| name | triage-alert |
| description | Look up a Scanner detection alert by id and run a full triage investigation — hypothesis generation, evidence collection from surrounding logs, classification (BENIGN / SUSPICIOUS / MALICIOUS) with confidence, self-critique, and a structured report. Use when the user types `/triage-alert [id]`, pastes a Scanner alert id, or asks Claude to "triage", "investigate", or "look at" a specific alert by id. Requires Scanner MCP configured in Claude Code. |
triage-alert
Workflow
Phase 0 — Look up the alert by id
The user gives an alert id. The alert may be days, weeks, or months old, so search a wide time range.
- Call Scanner MCP
get_scanner_context if you have not already in this session — you need the context token plus the canonical name of the detections index (commonly _detections, but confirm from the context response).
- Call Scanner MCP
execute_query with this query template:
@index=<detections index from get_scanner_context> id: "<alert_id>"
Set the time range to the last 180 days (from = now - 180d, to = now). If the query returns zero rows, widen to 365 days and retry once. If still zero, stop and tell the user the alert id was not found in the last year — do not fabricate.

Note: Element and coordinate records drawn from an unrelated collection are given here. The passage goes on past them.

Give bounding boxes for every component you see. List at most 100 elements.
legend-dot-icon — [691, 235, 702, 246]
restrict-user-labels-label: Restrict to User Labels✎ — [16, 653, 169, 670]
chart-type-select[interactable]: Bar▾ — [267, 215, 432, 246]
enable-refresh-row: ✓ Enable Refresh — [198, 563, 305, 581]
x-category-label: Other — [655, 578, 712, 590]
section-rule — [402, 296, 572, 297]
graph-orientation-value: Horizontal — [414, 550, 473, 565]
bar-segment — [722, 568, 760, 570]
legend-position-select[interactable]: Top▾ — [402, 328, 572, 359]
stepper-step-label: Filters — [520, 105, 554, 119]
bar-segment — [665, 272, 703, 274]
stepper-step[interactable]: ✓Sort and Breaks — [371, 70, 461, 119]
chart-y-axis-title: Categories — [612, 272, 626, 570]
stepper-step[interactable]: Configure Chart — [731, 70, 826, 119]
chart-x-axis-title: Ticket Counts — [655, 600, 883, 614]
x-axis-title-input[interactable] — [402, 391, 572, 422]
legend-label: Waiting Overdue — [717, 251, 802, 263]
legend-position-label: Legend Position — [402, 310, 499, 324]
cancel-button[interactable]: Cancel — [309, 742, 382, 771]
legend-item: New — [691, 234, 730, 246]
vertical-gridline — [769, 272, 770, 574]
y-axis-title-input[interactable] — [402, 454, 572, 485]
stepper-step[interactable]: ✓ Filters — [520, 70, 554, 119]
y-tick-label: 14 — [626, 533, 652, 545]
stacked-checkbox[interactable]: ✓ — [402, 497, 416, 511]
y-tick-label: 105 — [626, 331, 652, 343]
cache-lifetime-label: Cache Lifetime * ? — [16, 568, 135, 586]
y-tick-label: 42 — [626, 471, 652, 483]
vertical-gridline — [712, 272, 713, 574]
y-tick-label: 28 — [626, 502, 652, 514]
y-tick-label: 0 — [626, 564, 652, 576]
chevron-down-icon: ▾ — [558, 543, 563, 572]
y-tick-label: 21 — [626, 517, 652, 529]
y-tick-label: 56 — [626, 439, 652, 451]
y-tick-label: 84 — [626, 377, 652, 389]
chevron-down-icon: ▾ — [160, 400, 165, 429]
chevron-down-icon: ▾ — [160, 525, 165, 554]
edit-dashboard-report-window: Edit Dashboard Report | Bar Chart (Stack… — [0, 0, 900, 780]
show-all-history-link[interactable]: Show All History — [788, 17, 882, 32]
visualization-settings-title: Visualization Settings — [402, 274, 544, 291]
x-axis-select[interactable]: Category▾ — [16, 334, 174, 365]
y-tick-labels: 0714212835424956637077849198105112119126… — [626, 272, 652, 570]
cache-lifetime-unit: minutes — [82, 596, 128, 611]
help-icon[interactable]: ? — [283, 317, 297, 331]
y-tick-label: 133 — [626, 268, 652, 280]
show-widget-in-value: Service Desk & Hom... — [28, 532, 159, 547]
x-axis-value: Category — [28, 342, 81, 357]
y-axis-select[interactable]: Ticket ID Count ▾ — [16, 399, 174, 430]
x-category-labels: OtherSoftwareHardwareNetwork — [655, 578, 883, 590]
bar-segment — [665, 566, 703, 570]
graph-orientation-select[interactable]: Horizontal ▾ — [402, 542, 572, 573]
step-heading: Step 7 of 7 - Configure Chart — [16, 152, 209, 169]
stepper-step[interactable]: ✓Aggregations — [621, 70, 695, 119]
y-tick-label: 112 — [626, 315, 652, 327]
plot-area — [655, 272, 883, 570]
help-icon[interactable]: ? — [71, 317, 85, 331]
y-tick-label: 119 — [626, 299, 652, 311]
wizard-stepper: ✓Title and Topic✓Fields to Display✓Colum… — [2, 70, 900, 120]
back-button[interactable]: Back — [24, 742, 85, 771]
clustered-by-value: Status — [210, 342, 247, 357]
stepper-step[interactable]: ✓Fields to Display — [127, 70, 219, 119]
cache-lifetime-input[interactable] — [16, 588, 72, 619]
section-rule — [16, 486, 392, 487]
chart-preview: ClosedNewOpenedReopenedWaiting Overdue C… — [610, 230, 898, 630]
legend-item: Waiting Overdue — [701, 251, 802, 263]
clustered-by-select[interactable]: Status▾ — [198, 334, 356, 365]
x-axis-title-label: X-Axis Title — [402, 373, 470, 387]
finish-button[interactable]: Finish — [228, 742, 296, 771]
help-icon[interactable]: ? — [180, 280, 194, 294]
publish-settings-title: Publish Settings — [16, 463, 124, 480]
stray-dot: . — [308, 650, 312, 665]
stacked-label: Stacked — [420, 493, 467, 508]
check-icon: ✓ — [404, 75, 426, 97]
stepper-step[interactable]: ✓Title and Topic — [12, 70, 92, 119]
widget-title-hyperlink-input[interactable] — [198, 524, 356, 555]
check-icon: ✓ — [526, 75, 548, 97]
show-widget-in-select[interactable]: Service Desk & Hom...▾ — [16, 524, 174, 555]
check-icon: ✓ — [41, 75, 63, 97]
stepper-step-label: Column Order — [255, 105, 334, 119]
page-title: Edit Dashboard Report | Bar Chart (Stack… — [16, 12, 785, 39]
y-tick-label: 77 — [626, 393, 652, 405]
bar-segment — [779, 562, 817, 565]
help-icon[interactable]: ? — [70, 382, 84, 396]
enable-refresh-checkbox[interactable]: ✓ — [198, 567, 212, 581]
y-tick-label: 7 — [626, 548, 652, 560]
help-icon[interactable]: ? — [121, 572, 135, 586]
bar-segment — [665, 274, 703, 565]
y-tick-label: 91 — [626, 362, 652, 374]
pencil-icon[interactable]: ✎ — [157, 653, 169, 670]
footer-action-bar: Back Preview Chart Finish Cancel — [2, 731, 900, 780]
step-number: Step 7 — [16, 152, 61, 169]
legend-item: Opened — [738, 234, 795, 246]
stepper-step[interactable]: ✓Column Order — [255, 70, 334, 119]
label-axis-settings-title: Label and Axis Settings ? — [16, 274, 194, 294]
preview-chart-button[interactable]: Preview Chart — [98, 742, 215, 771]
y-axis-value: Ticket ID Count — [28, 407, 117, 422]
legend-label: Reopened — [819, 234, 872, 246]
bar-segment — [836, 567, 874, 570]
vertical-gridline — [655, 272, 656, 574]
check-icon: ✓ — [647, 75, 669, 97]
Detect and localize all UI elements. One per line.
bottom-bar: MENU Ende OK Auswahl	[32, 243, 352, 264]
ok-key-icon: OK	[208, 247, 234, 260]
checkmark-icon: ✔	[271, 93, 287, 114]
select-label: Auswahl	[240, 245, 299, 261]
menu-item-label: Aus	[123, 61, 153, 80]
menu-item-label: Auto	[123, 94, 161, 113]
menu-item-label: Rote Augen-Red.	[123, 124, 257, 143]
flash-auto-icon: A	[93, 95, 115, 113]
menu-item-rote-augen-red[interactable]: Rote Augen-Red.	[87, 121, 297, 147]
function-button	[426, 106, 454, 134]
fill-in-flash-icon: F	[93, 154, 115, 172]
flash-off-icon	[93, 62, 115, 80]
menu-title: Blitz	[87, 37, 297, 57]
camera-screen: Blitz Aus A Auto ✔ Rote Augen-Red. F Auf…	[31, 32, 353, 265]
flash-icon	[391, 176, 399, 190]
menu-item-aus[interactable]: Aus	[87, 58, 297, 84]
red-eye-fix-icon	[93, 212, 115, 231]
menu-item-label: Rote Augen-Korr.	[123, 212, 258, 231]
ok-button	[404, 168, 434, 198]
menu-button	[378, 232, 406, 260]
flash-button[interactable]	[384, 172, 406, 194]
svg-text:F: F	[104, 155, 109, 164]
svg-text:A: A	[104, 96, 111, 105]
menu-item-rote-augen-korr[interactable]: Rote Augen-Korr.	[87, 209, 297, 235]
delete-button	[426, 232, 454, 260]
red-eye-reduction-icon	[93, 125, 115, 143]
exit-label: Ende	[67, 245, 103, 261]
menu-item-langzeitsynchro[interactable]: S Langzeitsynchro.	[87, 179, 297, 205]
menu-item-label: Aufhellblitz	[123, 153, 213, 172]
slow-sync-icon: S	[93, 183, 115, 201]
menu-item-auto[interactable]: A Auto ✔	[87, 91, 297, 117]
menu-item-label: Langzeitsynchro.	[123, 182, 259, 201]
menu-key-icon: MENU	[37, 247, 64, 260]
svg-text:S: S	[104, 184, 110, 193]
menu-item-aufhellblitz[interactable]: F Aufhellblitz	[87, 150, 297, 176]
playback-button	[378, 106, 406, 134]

- The returned document is a Scanner alert with these key fields (see
n8n/alert-triage/sample-payloads/example-alert.json in the parent repo for the exact shape):
id, detection_rule_id, tenant_id
severity, severity_id, name, description, query_text, tags
detected_in_time_range — {start, end} ISO timestamps (use this to anchor the investigation window in Phase 2)
results_table — the rows that triggered the rule
View in Scanner — a UI deep link
Now load references/methodology.md and proceed through phases 1-5.
Phases 1-5 — Investigation
references/methodology.md carries the full procedure (hypothesis generation, evidence collection, classification rubric, self-critique, output template). Read it, follow it, emit the report exactly as templated.
Threat-intel enrichment
When the methodology calls for IOC enrichment in Phase 2, prefer invoking the lookup-ioc skill (or call its script directly with ../lookup-ioc/scripts/lookup_ioc.sh <indicator>). The script fans out across ThreatFox, OTX, and Feodo Tracker in parallel and returns a single JSON object — much cheaper than three sequential MCP/HTTP calls.
Required environment
- Scanner MCP configured in Claude Code (used for both the alert lookup and the evidence-collection queries).
- For IOC enrichment via
lookup-ioc: optionally OTX_API_KEY and ABUSECH_AUTH_KEY. The lookup degrades gracefully if missing.
Output
Terminal markdown only — see the template at the bottom of references/methodology.md. Begin the response with the 🚨 line; end with the final Next questions bullet (or with the MITRE ATT&CK line if no follow-ups are worth listing). No preamble, no trailing commentary.
Pre-flight briefing
Before the first tool call, emit 2-3 lines telling the user what's about to happen. Example:
Triaging alert <id-short>. I'll look up the alert (180-day window), gather surrounding evidence from the same source-type around the detection time, and enrich any IPs/hashes via /lookup-ioc. Read-only.
If the alert id is unparseable, say so up front instead of querying blindly.
After emitting the report
After the triage report is complete, ask the user:
Want this as an HTML report? (light theme by default — say "dark" for the Scanner-app theme.)
If yes, invoke /report-as-html with the report content and the slug triage-<alert-id-short>-<YYYY-MM-DD>. The renderer asks separately about opening in the browser. See ../report-as-html/SKILL.md for the contract.